1. Summary
  2. Files
  3. Support
  4. Report Spam
  5. Create account
  6. Log in

Main Page

From seqware

Jump to: navigation, search

Contents

MIGRATION

We are in the process of migrating to GitHub. Check out our new site at http://seqware.github.com The SourceForge site is still available but should be considered deprecated. GitHub is our current source repository, please clone/fork from there. If you check in source code to sourceforge it will not be considered part of the canonical SeqWare codebase. This wiki is still mostly accurate but should be considered partially deprecated. SeqWare developers should add docs to the seqware-distribution/docs folder on GitHub and not here.

About

SeqWare currently provides four tools specifically designed to support massively parallel sequencing technologies (Illumina, ABI SOLiD, 454). The first is a LIMS-like web application (SeqWare Portal) to manage samples, record computational events, and present results back to end users. The second component is a pipeline (SeqWare Pipeline) which consists of many different programs useful for processing and annotating sequence data. These can be combined with other tools (BFAST, BWA, SAMtools, etc) and strung together to form more complex workflows to support many experiment types. Third, a query tool (SeqWare Query Engine) is available to database and query variants and other events inferred from sequence data. Finally, SeqWare MetaDB provides a common database to store metadata used by all components. All four tools can be used together or separately. It is currently used by a variety of NGS users including the Lineberger Comprehensive Cancer Center at UNC (for TCGA), at OICR (ICGC and other sequencing projects), and Nimbus Informatics.

The SeqWare project was created by Brian O'Connor who is the current project lead. You can contact him at briandoconnor at gmail dot com. See the "About SeqWare" section for information on citing the project.

Users interested in support contracts, local/cloud installations, and/or custom implementations of workflows please take a look at our exclusive commercial partner Nimbus Informatics. They offer SeqWare-based services on Amazon's Cloud including whole human exome/genome analysis services.

File:seqware_project_overview.png

For more information please see:

SeqWare is released under the GNU General Public License v3.

The SeqWare Sourceforge developer site is located at http://sourceforge.net/projects/seqware.

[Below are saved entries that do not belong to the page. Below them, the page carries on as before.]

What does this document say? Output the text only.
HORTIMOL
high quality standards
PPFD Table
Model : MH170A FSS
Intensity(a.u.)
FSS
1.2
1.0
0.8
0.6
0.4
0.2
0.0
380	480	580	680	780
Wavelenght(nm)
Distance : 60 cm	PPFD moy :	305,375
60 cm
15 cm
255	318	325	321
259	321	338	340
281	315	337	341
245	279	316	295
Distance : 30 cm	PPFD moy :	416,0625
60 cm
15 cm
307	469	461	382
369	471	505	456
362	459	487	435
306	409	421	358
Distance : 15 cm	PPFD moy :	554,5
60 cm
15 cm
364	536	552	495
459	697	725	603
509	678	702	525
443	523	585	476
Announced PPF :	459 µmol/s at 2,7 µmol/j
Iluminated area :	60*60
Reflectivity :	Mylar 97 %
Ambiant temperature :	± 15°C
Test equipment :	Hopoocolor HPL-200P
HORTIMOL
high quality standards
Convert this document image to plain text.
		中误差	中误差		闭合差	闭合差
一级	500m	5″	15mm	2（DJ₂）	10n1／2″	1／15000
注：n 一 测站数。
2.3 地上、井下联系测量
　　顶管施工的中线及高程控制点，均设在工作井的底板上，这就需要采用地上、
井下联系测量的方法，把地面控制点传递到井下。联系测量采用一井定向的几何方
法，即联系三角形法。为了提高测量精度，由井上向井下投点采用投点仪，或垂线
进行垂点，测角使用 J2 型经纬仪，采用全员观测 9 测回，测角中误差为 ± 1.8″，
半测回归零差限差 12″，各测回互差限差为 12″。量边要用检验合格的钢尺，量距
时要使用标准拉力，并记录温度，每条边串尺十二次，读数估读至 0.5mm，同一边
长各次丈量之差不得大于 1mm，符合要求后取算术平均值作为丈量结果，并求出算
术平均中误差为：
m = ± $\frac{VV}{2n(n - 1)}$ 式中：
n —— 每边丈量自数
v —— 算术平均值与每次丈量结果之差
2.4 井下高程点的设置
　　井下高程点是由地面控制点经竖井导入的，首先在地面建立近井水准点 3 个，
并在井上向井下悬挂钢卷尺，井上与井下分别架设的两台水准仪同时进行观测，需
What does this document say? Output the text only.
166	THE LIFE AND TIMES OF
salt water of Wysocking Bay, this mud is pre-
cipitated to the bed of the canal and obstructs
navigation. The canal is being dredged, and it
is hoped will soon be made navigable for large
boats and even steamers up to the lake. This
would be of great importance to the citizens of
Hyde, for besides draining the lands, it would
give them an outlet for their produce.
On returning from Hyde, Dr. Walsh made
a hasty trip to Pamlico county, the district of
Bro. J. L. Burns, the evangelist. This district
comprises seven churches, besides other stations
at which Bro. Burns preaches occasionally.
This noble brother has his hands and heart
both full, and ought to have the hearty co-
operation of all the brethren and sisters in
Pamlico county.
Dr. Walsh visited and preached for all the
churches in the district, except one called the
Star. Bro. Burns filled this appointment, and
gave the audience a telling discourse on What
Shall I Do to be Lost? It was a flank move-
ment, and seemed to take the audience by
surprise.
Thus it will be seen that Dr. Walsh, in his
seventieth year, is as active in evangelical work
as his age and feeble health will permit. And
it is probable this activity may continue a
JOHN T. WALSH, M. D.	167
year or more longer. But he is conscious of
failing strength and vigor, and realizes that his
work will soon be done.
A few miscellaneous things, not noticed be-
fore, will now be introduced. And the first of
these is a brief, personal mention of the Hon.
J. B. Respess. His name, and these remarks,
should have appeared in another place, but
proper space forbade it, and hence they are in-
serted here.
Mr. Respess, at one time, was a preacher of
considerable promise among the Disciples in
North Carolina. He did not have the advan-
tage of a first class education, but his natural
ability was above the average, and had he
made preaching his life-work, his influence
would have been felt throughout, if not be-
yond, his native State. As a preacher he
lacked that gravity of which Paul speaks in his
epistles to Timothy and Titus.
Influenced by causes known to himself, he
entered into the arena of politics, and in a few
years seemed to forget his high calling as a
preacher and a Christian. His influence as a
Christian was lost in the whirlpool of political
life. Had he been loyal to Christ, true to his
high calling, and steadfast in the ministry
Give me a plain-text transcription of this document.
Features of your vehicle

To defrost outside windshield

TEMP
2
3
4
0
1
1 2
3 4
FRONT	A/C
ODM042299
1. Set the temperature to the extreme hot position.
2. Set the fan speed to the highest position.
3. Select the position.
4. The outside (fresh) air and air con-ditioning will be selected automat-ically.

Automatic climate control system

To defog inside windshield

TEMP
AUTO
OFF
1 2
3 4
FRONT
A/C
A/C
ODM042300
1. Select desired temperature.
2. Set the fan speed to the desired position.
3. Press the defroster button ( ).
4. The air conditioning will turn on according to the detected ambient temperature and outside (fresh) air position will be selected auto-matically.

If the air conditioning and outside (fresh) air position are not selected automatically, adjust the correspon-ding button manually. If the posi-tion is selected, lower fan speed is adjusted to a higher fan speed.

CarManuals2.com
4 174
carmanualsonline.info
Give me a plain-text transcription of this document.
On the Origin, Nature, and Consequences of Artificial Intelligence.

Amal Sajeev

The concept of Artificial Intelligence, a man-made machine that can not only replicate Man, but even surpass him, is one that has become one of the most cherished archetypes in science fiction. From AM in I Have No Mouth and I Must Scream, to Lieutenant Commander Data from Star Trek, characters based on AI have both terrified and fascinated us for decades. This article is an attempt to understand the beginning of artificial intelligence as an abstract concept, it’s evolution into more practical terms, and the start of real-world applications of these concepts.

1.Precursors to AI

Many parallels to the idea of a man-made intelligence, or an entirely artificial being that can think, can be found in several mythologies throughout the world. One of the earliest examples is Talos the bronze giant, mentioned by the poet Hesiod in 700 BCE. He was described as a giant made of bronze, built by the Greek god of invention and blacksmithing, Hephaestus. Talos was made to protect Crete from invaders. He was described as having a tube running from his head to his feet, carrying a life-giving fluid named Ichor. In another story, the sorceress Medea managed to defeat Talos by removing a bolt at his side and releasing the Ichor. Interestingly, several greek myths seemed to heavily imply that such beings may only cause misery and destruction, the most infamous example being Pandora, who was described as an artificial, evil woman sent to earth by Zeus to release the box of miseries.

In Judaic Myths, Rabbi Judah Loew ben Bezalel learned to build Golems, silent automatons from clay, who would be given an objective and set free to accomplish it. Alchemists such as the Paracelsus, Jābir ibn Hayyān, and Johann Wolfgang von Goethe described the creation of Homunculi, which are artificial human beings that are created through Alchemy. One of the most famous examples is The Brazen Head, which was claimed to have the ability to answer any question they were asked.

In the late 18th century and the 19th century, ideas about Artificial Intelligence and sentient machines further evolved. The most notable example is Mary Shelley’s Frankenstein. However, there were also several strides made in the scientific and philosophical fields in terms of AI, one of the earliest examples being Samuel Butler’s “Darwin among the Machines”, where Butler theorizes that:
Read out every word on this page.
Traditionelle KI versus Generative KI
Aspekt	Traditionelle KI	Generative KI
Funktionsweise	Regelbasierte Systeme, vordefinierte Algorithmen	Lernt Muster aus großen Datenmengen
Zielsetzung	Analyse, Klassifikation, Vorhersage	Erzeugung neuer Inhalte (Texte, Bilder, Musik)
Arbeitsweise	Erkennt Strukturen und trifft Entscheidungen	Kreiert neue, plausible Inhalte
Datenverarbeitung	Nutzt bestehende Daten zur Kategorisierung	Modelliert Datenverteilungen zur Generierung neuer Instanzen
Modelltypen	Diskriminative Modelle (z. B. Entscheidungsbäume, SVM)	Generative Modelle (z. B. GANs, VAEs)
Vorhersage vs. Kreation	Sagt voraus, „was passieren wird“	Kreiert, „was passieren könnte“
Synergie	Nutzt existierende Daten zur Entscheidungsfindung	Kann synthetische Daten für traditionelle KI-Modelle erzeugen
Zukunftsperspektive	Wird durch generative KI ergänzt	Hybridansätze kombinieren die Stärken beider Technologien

Follow @SeqWare on Twitter


News

Features

  • A centralized metadata database that tracks samples annotations and analysis (SeqWare MetaDB) and a web application (SeqWare Portal) to visualize it
  • A module specification and execution engine that lets you package computational tools and use them to build and run complex analytical workflows (SeqWare Pipeline)
  • Support for running workflows irrespective of the underlying cluster environment thanks to the use of Pegasus, Condor, and the Globus Toolkit (SeqWare Pipeline)
  • An advanced query engine (SeqWare Query Engine) that allows you to store and search variants, coverage, and annotations produced in your workflows using either a simple (BerkeleyDB) or distributed (HBase) database backend
  • Three ways to run SeqWare tools, a standalone virtual machine (VirtualBox), as an on-demand cluster on Amazon's EC2 (StarCluster), or installed on your own cluster and web/database servers
  • More Features...

Installing SeqWare

For a walk through of setting up SeqWare at a genome sequencing center please see Deploying SeqWare at UNC. This is a good read to get the big picture view of how SeqWare could be used as an infrastructure at a large institution.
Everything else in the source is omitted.